Roland Petit created a ballet based on "In Search of Lost Time" for the Ballet de Marseille in the 1970s. Petit's intention was not to make a faithful adaptation of the novel, but to capture its flavour and convey, through a number of selected scenes, the narrator's incessant fluctuations between happiness and torment. The highlights are the series of poetical pas de deux.
The ballet entered the repertoire of the Paris Opera Ballet in recent years. This is a live recording of a performance at Paris Garnier in 2007. Petit's earlier production for the Ballet de Marseille used more realistic stage sets, but the current Paris version has minimal stage sets. Also, the costumes were redesigned.

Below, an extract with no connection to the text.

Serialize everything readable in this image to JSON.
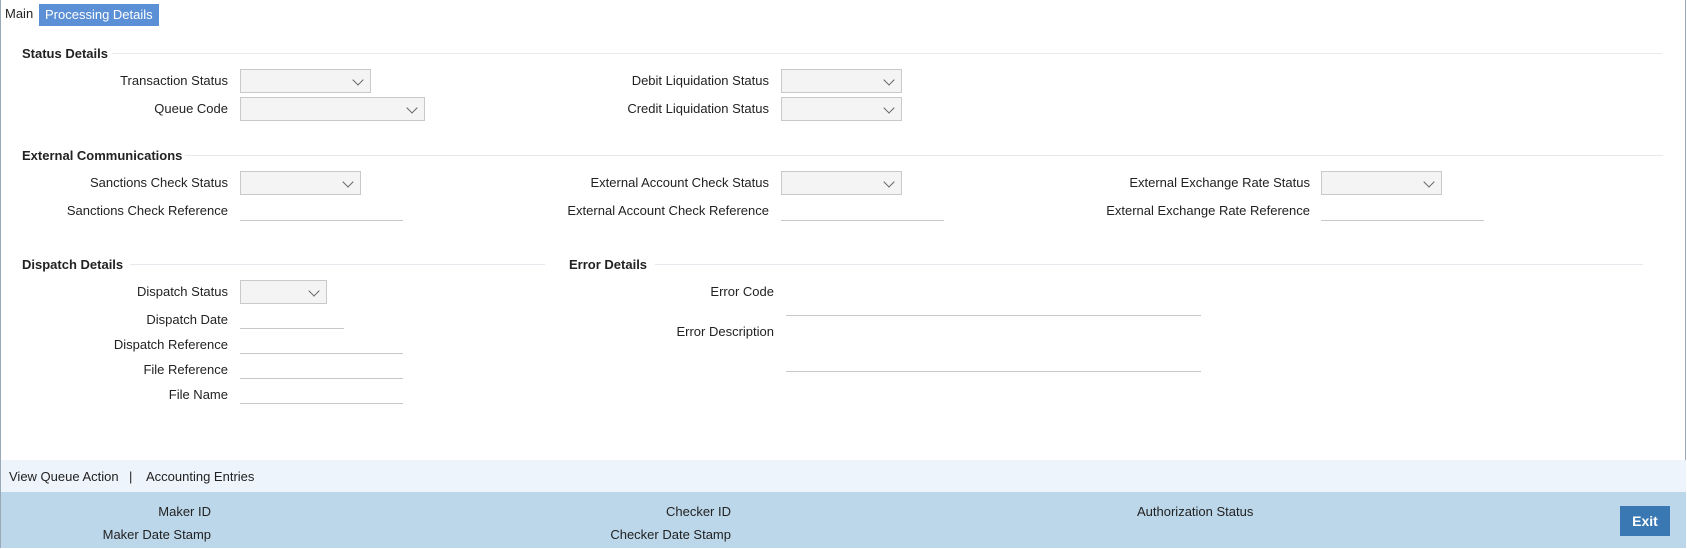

An early scene depicting Swann's passion for Odette, danced to Violin Sonata (1st movement) by Franck, is beautifully done. The scene of a group of young girls playing on the beach ("Les jeunes filles en fleur"), which the narrator watches totally fascinated, is danced to La Mer by Debussy: the choreography is full of freshness and purity. The pas de deux by Albertine and her girlfriend, Andree, depicting Sapphic love, is sensitively done. The scene of possessive love of the narrator for Albertine ("La regarder dormir"/Looking at her sleeping), which is choreographed to Psyche by Franck and "Organ" Symphony (2nd movement) by Saint-Saens, is beautifully performed by Herve Moreau and the attractive Eleonora Abbagnato. The choreography reminds me of the bedroom scene in "Manon" by Kenneth MacMillan.

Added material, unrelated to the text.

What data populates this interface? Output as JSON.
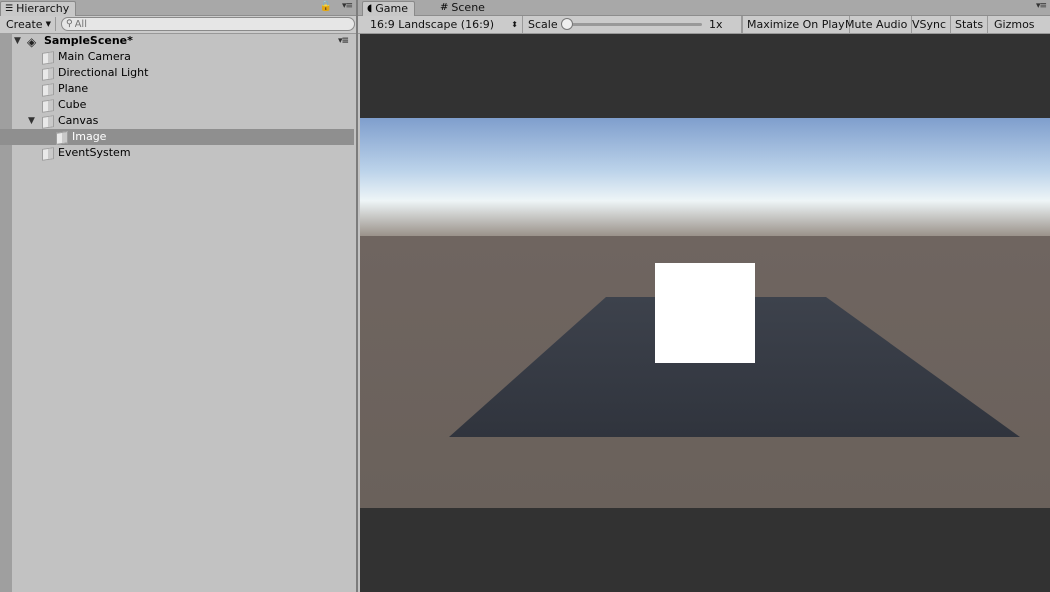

There are also scenes of Charlus's passion for an attractive young man (Morel) and two men's (Morel and Saint-Loup) relationship: these refer to Proust's own sexual orientation. Finally, the choreography for the last scene of a salon given by the Duchesse of Guermantes is jerky and abrupt - which looks appropriate as it takes place after the World War I, showing the aged personalities due to the passage of time. Wagner's solemn Rienzi Overture accompanies it to great effects.

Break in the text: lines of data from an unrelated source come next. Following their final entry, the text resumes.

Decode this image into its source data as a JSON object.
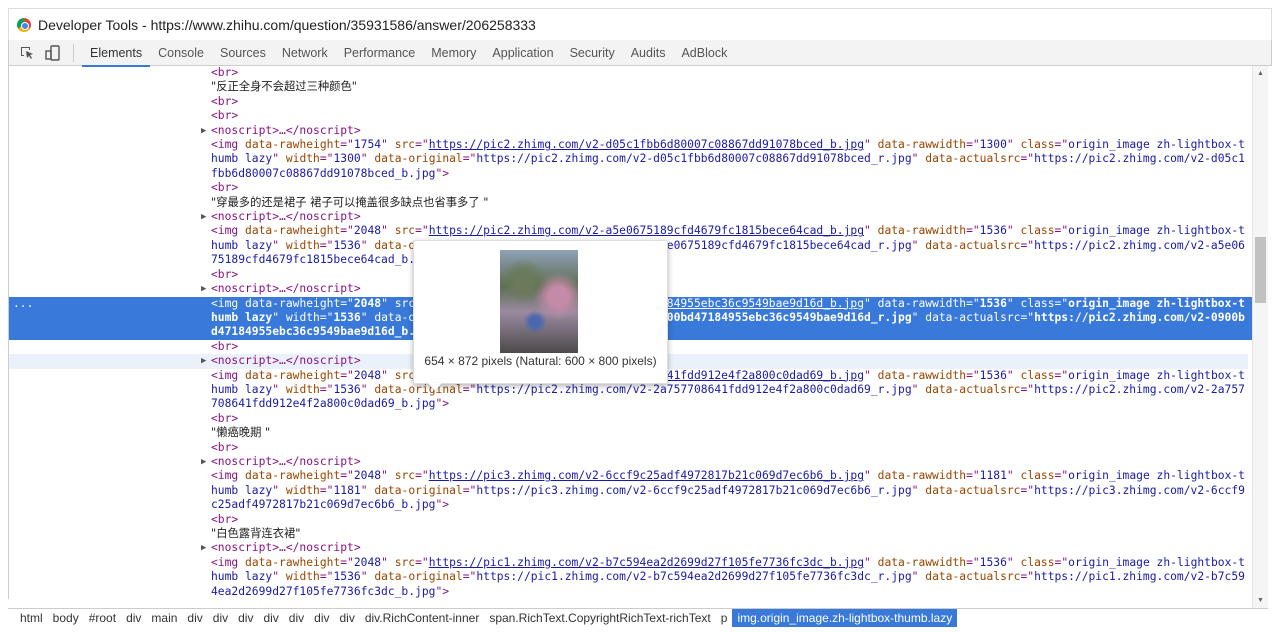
{
  "window": {
    "title": "Developer Tools - https://www.zhihu.com/question/35931586/answer/206258333"
  },
  "toolbar": {
    "icons": [
      "inspect-element-icon",
      "device-toolbar-icon"
    ],
    "tabs": [
      {
        "label": "Elements",
        "active": true
      },
      {
        "label": "Console"
      },
      {
        "label": "Sources"
      },
      {
        "label": "Network"
      },
      {
        "label": "Performance"
      },
      {
        "label": "Memory"
      },
      {
        "label": "Application"
      },
      {
        "label": "Security"
      },
      {
        "label": "Audits"
      },
      {
        "label": "AdBlock"
      }
    ]
  },
  "tree": {
    "noscript_label": "<noscript>…</noscript>",
    "br_label": "<br>",
    "selected_marker": "...",
    "selected_index": 14,
    "hovered_index": 16,
    "nodes": [
      {
        "kind": "br"
      },
      {
        "kind": "text",
        "text": "\"反正全身不会超过三种颜色\""
      },
      {
        "kind": "br"
      },
      {
        "kind": "br"
      },
      {
        "kind": "noscript"
      },
      {
        "kind": "img",
        "rawheight": "1754",
        "src": "https://pic2.zhimg.com/v2-d05c1fbb6d80007c08867dd91078bced_b.jpg",
        "rawwidth": "1300",
        "class": "origin_image zh-lightbox-thumb lazy",
        "width": "1300",
        "original": "https://pic2.zhimg.com/v2-d05c1fbb6d80007c08867dd91078bced_r.jpg",
        "actualsrc": "https://pic2.zhimg.com/v2-d05c1fbb6d80007c08867dd91078bced_b.jpg"
      },
      {
        "kind": "br"
      },
      {
        "kind": "text",
        "text": "\"穿最多的还是裙子 裙子可以掩盖很多缺点也省事多了 \""
      },
      {
        "kind": "noscript"
      },
      {
        "kind": "img",
        "rawheight": "2048",
        "src": "https://pic2.zhimg.com/v2-a5e0675189cfd4679fc1815bece64cad_b.jpg",
        "rawwidth": "1536",
        "class": "origin_image zh-lightbox-thumb lazy",
        "width": "1536",
        "original": "https://pic2.zhimg.com/v2-a5e0675189cfd4679fc1815bece64cad_r.jpg",
        "actualsrc": "https://pic2.zhimg.com/v2-a5e0675189cfd4679fc1815bece64cad_b.jpg"
      },
      {
        "kind": "br"
      },
      {
        "kind": "noscript"
      },
      {
        "kind": "spacer"
      },
      {
        "kind": "spacer"
      },
      {
        "kind": "img",
        "rawheight": "2048",
        "src": "https://pic2.zhimg.com/v2-0900bd47184955ebc36c9549bae9d16d_b.jpg",
        "rawwidth": "1536",
        "class": "origin_image zh-lightbox-thumb lazy",
        "width": "1536",
        "original": "https://pic2.zhimg.com/v2-0900bd47184955ebc36c9549bae9d16d_r.jpg",
        "actualsrc": "https://pic2.zhimg.com/v2-0900bd47184955ebc36c9549bae9d16d_b.jpg"
      },
      {
        "kind": "br"
      },
      {
        "kind": "noscript"
      },
      {
        "kind": "img",
        "rawheight": "2048",
        "src": "https://pic2.zhimg.com/v2-2a757708641fdd912e4f2a800c0dad69_b.jpg",
        "rawwidth": "1536",
        "class": "origin_image zh-lightbox-thumb lazy",
        "width": "1536",
        "original": "https://pic2.zhimg.com/v2-2a757708641fdd912e4f2a800c0dad69_r.jpg",
        "actualsrc": "https://pic2.zhimg.com/v2-2a757708641fdd912e4f2a800c0dad69_b.jpg"
      },
      {
        "kind": "br"
      },
      {
        "kind": "text",
        "text": "\"懒癌晚期 \""
      },
      {
        "kind": "br"
      },
      {
        "kind": "noscript"
      },
      {
        "kind": "img",
        "rawheight": "2048",
        "src": "https://pic3.zhimg.com/v2-6ccf9c25adf4972817b21c069d7ec6b6_b.jpg",
        "rawwidth": "1181",
        "class": "origin_image zh-lightbox-thumb lazy",
        "width": "1181",
        "original": "https://pic3.zhimg.com/v2-6ccf9c25adf4972817b21c069d7ec6b6_r.jpg",
        "actualsrc": "https://pic3.zhimg.com/v2-6ccf9c25adf4972817b21c069d7ec6b6_b.jpg"
      },
      {
        "kind": "br"
      },
      {
        "kind": "text",
        "text": "\"白色露背连衣裙\""
      },
      {
        "kind": "noscript"
      },
      {
        "kind": "img",
        "rawheight": "2048",
        "src": "https://pic1.zhimg.com/v2-b7c594ea2d2699d27f105fe7736fc3dc_b.jpg",
        "rawwidth": "1536",
        "class": "origin_image zh-lightbox-thumb lazy",
        "width": "1536",
        "original": "https://pic1.zhimg.com/v2-b7c594ea2d2699d27f105fe7736fc3dc_r.jpg",
        "actualsrc": "https://pic1.zhimg.com/v2-b7c594ea2d2699d27f105fe7736fc3dc_b.jpg"
      }
    ]
  },
  "tooltip": {
    "caption": "654 × 872 pixels (Natural: 600 × 800 pixels)"
  },
  "breadcrumbs": {
    "items": [
      "html",
      "body",
      "#root",
      "div",
      "main",
      "div",
      "div",
      "div",
      "div",
      "div",
      "div",
      "div",
      "div.RichContent-inner",
      "span.RichText.CopyrightRichText-richText",
      "p",
      "img.origin_image.zh-lightbox-thumb.lazy"
    ],
    "selected_index": 15
  },
  "colors": {
    "selection": "#3879d9",
    "tag": "#881280",
    "attr_name": "#994500",
    "attr_value": "#1a1aa6"
  }
}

Petit's selection of evocative music for each scene is based on Proust's own taste - mostly works by French composers of the corresponding period for the book: Franck, Debussy, Faure and Saint-Saens. This masterpiece of the twentieth-century ballet is impressively performed by the current top dancers - all handsome and attractive - of the Paris Opera Ballet. I cannot recommend the DVD too highly.